O que fazer? Até o fechamento desta edição, o tamanho da oferta e o preço por ação ainda não tinham sido divulgados, o que dificulta as interpretações.

 

Os especialistas afirmam que os minoritários não devem ficar fora da capitalização, para evitar que suas participações sejam diluídas, o que reduziria seus dividendos. “Quem tem o papel deve participar da operação. O movimento de alta vai ser natural”, diz Ivan Kraiser, diretor de renda variável da Legan Asset Management. 

 

A recomendação é cautela. “O investidor deve fugir do tiroteio que está ocorrendo com o papel”, diz Rodrigo Menon, da Beta Advisors. “É importante dividir a compra. 

 

Colocar um terço agora e guardar o restante para a capitalização.” Quem investiu parte de seu Fundo de Garantia por Tempo de Serviço (FGTS) nas ações da Petrobras no ano 2000 e não resgatou poderá usar recursos do Fundo para participar do aumento de capital.

 

Quem não tem ações e não está disposto a especular no curtíssimo prazo deve aguardar mais detalhes antes de tomar sua decisão.

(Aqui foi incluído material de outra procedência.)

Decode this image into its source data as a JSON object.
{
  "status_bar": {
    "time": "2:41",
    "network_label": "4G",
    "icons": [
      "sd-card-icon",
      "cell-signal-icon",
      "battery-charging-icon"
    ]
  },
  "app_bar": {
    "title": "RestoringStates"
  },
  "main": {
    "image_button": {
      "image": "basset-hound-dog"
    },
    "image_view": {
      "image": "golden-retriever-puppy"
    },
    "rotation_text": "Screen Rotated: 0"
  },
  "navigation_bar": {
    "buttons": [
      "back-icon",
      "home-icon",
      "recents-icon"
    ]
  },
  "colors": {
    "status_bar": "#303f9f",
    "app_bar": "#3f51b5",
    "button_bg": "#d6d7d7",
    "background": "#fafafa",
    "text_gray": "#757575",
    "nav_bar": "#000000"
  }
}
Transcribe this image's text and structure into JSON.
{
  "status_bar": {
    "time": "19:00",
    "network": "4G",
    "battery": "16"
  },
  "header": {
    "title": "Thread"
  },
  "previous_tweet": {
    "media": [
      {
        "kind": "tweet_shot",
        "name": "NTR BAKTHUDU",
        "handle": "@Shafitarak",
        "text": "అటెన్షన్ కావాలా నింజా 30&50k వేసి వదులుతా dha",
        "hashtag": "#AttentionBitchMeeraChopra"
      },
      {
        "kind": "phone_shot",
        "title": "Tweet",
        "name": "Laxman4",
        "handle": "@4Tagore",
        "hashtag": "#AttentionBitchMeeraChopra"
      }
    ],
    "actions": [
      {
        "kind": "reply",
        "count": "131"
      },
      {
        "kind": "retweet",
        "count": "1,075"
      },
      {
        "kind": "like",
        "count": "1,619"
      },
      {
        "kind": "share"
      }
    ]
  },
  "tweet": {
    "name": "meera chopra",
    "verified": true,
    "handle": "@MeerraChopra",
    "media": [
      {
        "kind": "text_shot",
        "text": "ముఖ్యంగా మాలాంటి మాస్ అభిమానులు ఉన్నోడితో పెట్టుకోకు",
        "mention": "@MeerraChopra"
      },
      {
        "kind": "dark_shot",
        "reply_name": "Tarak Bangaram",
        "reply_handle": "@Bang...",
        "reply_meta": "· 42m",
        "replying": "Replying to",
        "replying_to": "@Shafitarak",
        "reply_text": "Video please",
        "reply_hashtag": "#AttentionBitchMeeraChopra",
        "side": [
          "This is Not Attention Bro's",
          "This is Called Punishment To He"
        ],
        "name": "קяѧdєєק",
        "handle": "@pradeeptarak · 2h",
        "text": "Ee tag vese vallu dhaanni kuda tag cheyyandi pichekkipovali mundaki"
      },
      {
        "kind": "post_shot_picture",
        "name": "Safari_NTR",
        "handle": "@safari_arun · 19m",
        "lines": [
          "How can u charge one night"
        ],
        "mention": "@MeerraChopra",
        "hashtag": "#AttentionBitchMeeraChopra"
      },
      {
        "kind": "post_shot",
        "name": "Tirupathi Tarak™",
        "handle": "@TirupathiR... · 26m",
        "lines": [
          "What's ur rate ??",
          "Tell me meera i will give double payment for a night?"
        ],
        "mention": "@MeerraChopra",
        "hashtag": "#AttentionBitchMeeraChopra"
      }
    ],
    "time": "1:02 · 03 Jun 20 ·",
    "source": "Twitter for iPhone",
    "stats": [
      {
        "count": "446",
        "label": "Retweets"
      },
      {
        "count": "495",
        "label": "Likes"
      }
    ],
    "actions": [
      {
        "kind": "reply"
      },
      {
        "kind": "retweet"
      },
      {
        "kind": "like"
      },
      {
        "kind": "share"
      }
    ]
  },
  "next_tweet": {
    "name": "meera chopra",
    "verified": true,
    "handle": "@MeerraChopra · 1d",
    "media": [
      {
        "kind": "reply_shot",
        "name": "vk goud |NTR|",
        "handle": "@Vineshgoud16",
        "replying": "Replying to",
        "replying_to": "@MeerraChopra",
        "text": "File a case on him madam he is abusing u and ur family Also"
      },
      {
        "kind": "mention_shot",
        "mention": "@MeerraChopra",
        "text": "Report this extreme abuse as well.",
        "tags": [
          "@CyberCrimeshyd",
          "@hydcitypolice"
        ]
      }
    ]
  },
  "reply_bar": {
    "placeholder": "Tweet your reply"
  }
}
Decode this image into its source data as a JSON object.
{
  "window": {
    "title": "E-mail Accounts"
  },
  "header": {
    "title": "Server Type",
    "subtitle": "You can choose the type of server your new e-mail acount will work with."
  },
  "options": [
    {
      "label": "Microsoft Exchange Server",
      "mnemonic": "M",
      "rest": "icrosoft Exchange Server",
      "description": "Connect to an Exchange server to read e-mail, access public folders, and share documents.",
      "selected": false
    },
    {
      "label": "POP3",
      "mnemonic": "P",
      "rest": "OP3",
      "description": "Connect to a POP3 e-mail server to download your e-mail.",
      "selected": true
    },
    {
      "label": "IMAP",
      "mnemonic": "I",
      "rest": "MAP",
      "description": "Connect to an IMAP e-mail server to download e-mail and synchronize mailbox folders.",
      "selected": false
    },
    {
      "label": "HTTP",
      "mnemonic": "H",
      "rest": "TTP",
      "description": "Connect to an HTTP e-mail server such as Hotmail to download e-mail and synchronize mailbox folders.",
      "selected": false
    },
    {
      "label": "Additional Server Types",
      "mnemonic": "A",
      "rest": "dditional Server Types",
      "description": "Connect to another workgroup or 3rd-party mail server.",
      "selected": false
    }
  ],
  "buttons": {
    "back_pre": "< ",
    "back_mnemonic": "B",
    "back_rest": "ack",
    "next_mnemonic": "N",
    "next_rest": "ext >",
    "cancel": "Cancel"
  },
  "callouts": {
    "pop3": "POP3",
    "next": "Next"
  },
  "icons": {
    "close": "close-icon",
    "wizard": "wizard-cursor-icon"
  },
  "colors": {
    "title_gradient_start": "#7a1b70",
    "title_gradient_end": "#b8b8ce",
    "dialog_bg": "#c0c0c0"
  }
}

Apesar de todas as boas perspectivas, os acionistas da Petrobras têm motivos de sobra para ficar de mau humor.  A indefinição fez as ações da estatal recuar mais de 20% este ano, o que a coloca em segundo lugar entre os piores desempenhos do setor no mundo, perdendo apenas para a British Petroleum, que devastou o Golfo do México.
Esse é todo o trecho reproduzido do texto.